Joseph M Herman ^*, Amol K Narang ^*, Kent A Griffith ^||, Mark M Zalupski ^¶, Jennifer B Reese ^§, Susan L Gearhart ^†,^‡, Nolifer S Azad ^†, June Chan ^**, Leah Olsen ^**, Jonathan E Efron ^‡, Theodore S Lawrence ^**, Edgar Ben-Josef ^**

PMCID: PMC3578309 NIHMSID: NIHMS438126 PMID: 23058059

Abstract

Purpose

Existing studies that examine the effect of neoadjuvant chemoradiation (CRT) for locally advanced rectal cancer on patient quality of life (QOL) are limited.

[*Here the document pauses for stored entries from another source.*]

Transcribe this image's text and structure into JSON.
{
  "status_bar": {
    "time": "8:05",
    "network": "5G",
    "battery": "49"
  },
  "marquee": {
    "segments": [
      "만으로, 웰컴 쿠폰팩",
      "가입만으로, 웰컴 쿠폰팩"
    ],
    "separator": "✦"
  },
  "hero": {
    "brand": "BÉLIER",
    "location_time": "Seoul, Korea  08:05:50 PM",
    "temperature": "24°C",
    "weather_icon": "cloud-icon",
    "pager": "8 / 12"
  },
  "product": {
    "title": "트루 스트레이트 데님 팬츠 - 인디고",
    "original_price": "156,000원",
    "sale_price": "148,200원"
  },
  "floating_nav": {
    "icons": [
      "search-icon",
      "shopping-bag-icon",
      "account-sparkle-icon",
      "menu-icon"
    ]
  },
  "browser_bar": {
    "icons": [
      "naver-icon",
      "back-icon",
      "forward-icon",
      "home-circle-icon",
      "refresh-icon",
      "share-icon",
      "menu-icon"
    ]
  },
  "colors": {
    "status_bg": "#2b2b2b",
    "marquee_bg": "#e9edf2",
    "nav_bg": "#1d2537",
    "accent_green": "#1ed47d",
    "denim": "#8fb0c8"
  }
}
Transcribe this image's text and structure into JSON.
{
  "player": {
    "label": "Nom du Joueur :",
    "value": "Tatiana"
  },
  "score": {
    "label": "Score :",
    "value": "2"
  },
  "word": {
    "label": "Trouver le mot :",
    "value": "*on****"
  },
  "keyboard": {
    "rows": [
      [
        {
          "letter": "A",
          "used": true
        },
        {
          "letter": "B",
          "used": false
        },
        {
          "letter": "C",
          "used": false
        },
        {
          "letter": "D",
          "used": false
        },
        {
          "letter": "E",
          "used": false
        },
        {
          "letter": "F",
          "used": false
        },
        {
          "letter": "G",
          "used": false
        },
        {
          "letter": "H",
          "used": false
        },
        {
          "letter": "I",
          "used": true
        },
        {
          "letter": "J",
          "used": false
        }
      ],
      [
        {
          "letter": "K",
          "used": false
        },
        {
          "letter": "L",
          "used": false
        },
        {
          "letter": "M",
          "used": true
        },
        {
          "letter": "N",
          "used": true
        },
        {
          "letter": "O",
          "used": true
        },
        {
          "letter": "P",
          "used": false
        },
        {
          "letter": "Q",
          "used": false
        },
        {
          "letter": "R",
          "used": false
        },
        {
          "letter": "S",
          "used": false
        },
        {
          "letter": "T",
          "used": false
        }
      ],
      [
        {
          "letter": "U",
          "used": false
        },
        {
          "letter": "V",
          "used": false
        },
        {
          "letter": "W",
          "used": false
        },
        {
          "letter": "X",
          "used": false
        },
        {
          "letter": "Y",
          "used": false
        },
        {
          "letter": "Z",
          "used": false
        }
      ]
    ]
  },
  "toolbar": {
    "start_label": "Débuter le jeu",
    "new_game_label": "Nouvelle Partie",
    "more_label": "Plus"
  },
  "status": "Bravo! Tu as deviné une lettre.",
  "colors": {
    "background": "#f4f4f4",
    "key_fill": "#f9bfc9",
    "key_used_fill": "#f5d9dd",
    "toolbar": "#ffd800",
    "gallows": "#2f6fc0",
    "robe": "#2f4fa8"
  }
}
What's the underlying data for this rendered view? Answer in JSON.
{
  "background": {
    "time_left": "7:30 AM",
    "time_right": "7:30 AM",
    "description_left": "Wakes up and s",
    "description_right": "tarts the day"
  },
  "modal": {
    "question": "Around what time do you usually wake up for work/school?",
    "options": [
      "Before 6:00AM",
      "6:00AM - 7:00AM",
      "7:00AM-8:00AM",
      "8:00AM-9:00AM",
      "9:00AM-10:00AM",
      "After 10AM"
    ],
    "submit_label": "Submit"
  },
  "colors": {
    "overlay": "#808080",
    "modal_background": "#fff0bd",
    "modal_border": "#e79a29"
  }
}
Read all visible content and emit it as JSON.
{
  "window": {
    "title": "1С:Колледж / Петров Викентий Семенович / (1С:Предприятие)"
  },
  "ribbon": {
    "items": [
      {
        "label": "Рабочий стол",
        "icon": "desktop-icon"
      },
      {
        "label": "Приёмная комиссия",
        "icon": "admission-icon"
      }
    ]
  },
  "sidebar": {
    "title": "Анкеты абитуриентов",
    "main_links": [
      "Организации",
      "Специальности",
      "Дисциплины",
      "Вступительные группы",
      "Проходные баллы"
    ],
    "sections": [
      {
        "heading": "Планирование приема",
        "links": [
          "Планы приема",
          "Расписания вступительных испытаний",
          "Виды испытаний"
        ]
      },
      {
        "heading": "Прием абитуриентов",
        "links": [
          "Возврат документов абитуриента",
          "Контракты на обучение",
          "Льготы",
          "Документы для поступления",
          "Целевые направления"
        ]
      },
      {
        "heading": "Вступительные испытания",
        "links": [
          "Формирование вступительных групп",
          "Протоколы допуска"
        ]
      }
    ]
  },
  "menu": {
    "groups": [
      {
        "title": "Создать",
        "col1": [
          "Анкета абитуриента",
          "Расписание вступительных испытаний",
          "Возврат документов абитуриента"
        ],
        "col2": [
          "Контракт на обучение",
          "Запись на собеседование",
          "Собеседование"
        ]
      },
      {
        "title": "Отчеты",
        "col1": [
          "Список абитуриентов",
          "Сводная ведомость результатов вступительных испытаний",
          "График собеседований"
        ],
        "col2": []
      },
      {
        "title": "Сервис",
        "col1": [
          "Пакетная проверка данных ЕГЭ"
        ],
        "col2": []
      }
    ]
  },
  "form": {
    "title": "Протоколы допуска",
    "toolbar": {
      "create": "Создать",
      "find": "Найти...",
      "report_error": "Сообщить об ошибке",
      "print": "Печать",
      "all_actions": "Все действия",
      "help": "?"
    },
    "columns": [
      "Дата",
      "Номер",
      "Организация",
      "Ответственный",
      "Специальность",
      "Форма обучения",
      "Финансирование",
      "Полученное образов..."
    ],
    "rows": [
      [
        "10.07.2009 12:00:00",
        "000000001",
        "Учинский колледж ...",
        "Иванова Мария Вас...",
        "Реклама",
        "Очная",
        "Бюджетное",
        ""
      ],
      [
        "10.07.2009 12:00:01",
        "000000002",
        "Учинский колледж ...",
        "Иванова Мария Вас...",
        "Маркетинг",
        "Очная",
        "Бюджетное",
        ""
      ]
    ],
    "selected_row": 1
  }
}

Our goals were to prospectively explore acute changes in patient-reported QOL endpoints during and after treatment and to establish a distribution of scores that could be used for comparison as new treatment modalities emerge.

Methods and Materials

Fifty patients with locally advanced rectal cancer were prospectively enrolled at 2 institutions. Validated cancer-specific European Organization for Research and Treatment of Cancer (EORTC QLQ-CR30) and colorectal cancer-specific (EORTC QLQ-CR38 and EORTC QLQ-CR 29) QOL questionnaires were administered to patients 1 month before they began CRT, at week 4 of CRT, and 1 month after they had finished CRT. The questionnaires included multiple symptom scales, functional domains, and a composite global QOL score. Additionally, a toxicity scale was completed by providers 1 month before the beginning of CRT, weekly during treatment, and 1 month after the end of CRT.

Results

Global QOL showed a statistically significant and borderline clinically significant decrease during CRT (−9.50, P=.0024) but returned to baseline 1 month after the end of treatment (−0.33, P=.9205). Symptoms during treatment were mostly gastrointestinal (nausea/ vomiting +9.94, P<.0001; and diarrhea +16.67, P=.0022), urinary (dysuria +13.33, P<.0001; and frequency +11.82, P=.0006) or fatigue (+16.22, P<.0001). These symptoms returned to baseline after therapy. However, sexual enjoyment (P=.0236) and sexual function (P=.0047) remained persistently diminished after therapy.

Conclusions

Rectal cancer patients undergoing neoadjuvant CRT may experience a reduction in global QOL along with significant gastrointestinal and genitourinary symptoms during treatment. Moreover, provider-rated toxicity scales may not fully capture this decrease in patient-reported QOL. Although most symptoms are transient, impairment in sexual function may persist after the completion of therapy and merits further investigation.

Introduction

In 2012, approximately 40,300 patients will receive a diagnosis of rectal cancer in the United States (1). Although surgical resection remains the mainstay of curative therapy for these patients, it risks significant gastrointestinal and genitourinary morbidity. Although the introduction of newer surgical techniques such as total mesorectal excision has decreased surgical side effects through greater preservation of pelvic autonomic nerves, treatment regimens have also intensified through broader application of multimodality therapy, inasmuch as recent trials have shown benefit in local control and complete pathologic response rates when patients are treated with neoadjuvant radiation with or without concurrent chemotherapy (2–4). At our institutions, for example, neoadjuvant chemoradiation (CRT) is the standard of care for rectal cancer patients with locally advanced disease.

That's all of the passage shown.